O setor é cada vez mais controlado por multinacionais. Hoje, os cinco maiores grupos do mercado de olerícolas detêm aproximadamente 70% do mercado mundial de sementes. Quinze companhias apenas vendem 45% das sementes consumidas no mundo. Com um detalhe: em determinados nichos a situação é de virtual monopólio. Caso da semente de beterraba cuja produção é controlada por três empresas e do milho em que as cinco maiores representam 85% do mercado.

No Brasil, a maior dependência está nas sementes híbridas de hortaliças como o tomate que vêm todas de fora. Considerando o preço pago, o agricultor gastou cerca de US$ 101,3 milhões, em 2007, com sementes híbridas, 35% oriundos de importações. De um lado, seu uso traz vantagens pelo aumento de produção. De outro, deixa o produtor refém da compra anual, pois ele não pode guardar parte da produção para a semeadura da safra seguinte, e traz prejuízos ao patrimônio genético nacional.

Fátima Vidal, que também é pesquisadora do BNB-Etene,em Fortaleza, sustenta que o uso contínuo do produto híbrido contribui para o extermínio das chamadas sementes crioulas tradicionais ou locais, guardadas e selecionadas pelos produtores rurais ao longo de décadas. "São sementes que possuem capacidade significativa de adaptação aos diferentes ambientes devido à sua alta variabilidade genética e que por conta disso exigem menos insumos (adubos químicos, inseticidas e herbicidas) para garantir produtividade", esclarece ela.

O que barra o maior uso desse tipo de semente no Brasil é o preço salgado. Conforme a pesquisadora, a diferença entre uma semente híbrida e não-híbrida pode variar de dez vezes, no caso do arroz, a cinco vezes no de milho podendo, ainda, o agricultor estar sujeito ao pagamento de uma taxa extra para o seu plantio, se a semente for transgênica.

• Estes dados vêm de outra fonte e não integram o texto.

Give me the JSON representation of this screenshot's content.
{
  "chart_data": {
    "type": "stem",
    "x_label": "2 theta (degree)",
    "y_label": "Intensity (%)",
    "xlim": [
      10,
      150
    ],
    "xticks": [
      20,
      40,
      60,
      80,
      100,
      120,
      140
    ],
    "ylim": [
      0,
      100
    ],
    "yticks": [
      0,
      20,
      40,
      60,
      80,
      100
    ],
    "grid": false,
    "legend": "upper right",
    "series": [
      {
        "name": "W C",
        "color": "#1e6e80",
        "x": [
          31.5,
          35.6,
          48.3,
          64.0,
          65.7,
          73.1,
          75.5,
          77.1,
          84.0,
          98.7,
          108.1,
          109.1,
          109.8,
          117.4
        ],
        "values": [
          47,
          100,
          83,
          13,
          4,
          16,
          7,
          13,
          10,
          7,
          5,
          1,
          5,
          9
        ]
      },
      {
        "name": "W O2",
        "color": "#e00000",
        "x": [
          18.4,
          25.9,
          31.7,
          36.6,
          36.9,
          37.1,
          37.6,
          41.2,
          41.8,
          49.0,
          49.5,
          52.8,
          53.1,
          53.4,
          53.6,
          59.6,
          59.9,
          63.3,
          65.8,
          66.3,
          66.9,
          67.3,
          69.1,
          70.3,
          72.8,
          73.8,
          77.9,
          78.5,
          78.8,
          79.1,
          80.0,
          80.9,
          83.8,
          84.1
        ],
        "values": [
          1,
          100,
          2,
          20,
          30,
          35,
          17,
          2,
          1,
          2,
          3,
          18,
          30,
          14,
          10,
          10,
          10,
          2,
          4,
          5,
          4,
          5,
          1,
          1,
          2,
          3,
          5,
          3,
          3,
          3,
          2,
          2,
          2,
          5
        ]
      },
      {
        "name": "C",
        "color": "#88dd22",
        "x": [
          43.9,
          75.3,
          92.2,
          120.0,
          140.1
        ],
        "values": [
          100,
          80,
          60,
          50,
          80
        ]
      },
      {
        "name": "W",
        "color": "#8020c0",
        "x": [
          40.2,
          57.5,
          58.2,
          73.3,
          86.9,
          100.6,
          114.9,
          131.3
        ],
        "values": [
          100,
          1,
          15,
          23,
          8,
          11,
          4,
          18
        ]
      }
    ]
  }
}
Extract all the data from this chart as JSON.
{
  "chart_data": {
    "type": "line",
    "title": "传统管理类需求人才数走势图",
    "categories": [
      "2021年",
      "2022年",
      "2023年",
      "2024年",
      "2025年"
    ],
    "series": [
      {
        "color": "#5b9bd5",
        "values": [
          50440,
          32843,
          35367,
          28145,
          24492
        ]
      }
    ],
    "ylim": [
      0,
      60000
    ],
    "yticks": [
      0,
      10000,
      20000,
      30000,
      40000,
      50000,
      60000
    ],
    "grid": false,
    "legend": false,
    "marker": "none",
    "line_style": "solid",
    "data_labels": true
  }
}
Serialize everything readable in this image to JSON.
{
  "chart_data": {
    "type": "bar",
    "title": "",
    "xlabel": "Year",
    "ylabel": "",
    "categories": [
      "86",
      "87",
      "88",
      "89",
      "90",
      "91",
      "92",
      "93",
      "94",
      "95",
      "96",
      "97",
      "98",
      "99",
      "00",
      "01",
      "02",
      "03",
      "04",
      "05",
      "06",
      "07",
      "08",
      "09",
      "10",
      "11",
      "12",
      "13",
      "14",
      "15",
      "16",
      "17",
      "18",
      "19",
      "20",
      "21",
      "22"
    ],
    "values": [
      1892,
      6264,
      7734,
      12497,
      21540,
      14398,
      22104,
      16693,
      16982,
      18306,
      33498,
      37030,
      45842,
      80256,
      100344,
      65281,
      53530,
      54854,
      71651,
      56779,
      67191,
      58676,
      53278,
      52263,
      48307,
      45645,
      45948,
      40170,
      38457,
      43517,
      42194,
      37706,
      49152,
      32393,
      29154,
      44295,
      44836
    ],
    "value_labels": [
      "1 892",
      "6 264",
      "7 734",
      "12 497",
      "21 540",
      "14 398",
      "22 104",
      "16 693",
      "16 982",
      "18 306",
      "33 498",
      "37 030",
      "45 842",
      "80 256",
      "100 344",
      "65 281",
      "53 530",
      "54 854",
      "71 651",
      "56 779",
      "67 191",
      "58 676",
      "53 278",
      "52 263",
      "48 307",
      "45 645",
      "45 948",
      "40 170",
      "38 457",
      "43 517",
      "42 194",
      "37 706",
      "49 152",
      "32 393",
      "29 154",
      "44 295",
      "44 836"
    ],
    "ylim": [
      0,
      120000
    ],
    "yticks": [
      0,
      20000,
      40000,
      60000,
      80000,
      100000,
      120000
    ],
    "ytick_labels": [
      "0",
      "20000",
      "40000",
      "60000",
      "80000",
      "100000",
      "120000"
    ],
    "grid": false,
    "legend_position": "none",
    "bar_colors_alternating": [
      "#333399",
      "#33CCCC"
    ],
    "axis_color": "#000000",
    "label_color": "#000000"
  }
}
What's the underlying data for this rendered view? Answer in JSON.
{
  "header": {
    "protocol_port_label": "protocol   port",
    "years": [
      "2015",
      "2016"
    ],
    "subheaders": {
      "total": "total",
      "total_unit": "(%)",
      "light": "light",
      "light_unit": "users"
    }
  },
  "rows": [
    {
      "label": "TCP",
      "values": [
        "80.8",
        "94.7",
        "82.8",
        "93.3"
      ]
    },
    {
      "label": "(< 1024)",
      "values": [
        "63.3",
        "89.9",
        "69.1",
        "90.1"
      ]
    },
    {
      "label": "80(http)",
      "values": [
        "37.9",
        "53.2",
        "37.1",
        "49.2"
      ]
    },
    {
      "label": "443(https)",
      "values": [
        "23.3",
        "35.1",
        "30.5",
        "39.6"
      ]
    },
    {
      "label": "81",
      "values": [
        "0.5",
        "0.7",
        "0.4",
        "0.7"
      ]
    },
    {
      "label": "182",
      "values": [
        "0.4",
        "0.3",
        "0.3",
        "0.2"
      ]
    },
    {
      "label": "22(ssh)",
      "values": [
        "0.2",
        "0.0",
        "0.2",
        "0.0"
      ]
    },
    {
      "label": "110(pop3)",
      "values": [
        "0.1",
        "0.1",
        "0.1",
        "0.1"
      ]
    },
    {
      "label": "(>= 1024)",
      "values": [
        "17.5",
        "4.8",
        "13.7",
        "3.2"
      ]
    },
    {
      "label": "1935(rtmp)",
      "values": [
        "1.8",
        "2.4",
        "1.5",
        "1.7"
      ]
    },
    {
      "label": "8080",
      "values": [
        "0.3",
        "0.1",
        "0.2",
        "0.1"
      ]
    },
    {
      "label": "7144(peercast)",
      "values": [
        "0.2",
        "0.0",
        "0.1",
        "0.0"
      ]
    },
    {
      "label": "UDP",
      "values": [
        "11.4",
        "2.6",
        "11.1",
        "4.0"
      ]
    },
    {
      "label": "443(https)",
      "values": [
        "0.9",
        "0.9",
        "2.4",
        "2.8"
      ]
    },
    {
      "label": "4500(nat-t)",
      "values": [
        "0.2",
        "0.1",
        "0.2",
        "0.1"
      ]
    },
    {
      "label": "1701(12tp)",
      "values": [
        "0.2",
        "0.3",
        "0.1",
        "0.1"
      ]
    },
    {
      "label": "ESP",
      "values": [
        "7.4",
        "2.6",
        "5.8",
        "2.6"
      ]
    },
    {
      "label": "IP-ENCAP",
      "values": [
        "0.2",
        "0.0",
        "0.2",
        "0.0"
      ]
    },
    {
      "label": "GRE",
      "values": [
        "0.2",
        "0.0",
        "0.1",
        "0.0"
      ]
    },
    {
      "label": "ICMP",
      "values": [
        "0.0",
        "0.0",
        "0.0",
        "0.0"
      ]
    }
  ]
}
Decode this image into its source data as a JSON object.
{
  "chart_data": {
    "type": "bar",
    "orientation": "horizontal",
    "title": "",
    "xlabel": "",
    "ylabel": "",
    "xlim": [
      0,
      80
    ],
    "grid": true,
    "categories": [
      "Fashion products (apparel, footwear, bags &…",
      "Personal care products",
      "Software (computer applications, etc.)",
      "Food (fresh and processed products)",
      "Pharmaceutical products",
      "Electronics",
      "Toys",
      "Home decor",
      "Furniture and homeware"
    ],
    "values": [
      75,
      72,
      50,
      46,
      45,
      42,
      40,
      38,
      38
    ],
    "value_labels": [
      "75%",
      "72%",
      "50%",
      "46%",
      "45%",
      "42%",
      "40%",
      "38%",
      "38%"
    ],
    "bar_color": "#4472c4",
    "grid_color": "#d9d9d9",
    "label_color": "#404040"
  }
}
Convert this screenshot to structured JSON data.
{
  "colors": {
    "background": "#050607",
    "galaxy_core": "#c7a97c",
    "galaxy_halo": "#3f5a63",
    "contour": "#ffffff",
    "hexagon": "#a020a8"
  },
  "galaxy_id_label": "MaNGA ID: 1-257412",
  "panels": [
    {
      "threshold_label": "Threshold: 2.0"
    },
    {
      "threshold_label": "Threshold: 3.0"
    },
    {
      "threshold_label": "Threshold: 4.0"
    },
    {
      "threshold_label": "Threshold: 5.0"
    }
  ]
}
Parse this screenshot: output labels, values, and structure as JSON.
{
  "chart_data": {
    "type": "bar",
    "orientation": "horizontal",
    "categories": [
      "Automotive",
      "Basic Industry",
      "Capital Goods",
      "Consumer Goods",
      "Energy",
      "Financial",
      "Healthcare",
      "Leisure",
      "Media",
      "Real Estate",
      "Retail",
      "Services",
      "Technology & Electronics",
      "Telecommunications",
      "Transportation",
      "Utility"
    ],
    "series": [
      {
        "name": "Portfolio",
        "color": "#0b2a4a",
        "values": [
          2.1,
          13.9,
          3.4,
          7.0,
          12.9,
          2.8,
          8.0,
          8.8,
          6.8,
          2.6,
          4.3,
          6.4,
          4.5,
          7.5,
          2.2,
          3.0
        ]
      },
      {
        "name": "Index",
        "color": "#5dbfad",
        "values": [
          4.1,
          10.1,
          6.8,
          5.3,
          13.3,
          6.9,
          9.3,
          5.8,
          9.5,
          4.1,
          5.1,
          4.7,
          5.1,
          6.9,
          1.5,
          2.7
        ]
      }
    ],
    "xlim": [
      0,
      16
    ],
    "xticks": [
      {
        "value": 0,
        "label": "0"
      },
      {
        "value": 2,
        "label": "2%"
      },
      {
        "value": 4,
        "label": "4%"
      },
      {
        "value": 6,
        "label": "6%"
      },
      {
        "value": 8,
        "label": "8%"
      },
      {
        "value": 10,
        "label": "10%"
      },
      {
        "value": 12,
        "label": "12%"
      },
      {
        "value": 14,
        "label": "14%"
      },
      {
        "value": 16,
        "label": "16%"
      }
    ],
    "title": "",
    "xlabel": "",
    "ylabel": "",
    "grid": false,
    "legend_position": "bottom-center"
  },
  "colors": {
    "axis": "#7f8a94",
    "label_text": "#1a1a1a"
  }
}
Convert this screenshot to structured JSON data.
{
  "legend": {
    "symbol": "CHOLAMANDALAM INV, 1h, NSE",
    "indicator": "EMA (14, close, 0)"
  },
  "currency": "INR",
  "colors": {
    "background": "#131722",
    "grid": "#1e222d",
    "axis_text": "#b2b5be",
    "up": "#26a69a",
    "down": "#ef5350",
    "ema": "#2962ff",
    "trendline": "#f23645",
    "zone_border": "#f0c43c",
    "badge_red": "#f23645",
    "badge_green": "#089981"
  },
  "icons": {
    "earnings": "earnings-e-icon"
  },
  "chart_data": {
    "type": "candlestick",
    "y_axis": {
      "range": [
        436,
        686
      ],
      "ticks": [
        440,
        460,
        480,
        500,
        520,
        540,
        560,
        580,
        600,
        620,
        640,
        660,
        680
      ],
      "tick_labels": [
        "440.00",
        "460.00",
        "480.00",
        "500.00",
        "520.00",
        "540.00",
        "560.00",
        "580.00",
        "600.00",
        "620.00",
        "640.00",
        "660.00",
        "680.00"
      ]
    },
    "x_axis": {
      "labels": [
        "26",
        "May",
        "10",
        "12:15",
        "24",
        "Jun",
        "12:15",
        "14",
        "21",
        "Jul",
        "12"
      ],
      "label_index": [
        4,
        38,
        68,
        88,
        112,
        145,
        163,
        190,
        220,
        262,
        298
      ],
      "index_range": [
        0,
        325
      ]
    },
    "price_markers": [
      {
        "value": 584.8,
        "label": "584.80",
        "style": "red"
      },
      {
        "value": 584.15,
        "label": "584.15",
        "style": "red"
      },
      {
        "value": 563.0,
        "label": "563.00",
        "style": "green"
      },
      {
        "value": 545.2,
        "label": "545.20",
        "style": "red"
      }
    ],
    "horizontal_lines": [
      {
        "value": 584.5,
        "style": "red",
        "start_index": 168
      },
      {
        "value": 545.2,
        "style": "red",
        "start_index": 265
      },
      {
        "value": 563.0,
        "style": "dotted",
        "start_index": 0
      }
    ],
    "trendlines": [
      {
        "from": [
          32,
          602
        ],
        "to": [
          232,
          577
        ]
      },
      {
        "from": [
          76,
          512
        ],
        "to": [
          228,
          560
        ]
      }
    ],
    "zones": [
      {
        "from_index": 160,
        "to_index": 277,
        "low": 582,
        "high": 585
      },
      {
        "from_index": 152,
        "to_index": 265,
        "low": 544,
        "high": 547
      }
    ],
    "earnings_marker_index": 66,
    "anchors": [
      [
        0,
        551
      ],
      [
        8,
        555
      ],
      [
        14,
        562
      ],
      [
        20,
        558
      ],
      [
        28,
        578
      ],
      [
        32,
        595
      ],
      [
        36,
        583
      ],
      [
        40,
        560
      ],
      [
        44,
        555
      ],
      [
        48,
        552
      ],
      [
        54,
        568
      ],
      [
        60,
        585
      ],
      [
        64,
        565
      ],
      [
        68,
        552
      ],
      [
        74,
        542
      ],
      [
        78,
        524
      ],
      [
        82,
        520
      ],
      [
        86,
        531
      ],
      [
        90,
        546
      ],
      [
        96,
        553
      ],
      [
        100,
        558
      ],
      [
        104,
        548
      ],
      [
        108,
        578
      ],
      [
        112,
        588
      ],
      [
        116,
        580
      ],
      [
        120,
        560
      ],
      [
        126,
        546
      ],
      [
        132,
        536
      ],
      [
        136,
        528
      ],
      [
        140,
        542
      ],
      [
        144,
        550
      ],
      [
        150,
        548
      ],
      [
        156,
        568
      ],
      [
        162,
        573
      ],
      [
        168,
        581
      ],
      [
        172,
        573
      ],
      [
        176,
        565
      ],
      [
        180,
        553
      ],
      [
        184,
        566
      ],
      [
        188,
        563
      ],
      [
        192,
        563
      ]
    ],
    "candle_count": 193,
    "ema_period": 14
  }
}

Fátima não confirma a analogia, mas o preço da semente híbrida de algumas variedades de hortaliças supera o de muitos metais preciosos. Por exemplo, o tomate cereja chipano longa vida (R$ 119,8/1000 sementes, aproximadamente 7 g) deixa longe a prata -- US$ 16,83 a onça troy (31,1 g) na Bolsa de Nova Iorque. O preço de um grama do melão Canarian, por exemplo, é quase um terço da mesma quantidade de ouro. Mil sementes são vendidas a R$ 140,00, enquanto o ouro alcançava R$ 66,00/g, em janeiro deste ano. Em outros termos de comparação: com um grama de semente de melão era possível comprar mais de 20 kg de soja ou 32 de arroz tipo longo considerado o preço pago ao produtor pela CONAB na safra a safra 2008-2009.

Produtores e exportações

A produção, a comercialização e o beneficiamento de sementes e mudas no Brasil estão sujeitos ao preenchimento de uma série de exigências para garantir a identidade e qualidade do material em todo o território nacional. Em 2008, mais da metade da semente colocada no mercado brasileiro já tinha origem certificada, o que revela a preocupação do produtor pela qualidade do que produz e redução da dependência de insumos externos.

A produção nacional de sementes está no Sul e Centro-Oeste. No Nordeste, a produção ocorre especialmente no vale do São Francisco, mas outras zonas também marcam presença.

As exportações de sementes dobraram em três anos, atingindo US$ 73,7 milhões em 2008. Em 2009, até janeiro, o total foi de US$ 52,3 milhões. O destino de 90% das vendas é a América Latina, especialmente Venezuela, Colômbia e México e 75% referem-se a sementes de forrageiras. No Nordeste, são incipientes: US$ 2,7 milhões, em 2008, US$ 1,9 milhão em 2009, te agosto, com destaque para Maranhão e Piauí. As importações também são insignificantes – US$ 400 mil em 2008 (US$ 69 milhos em termos nacionais) e procedem principalmente da Espanha e da Argentina.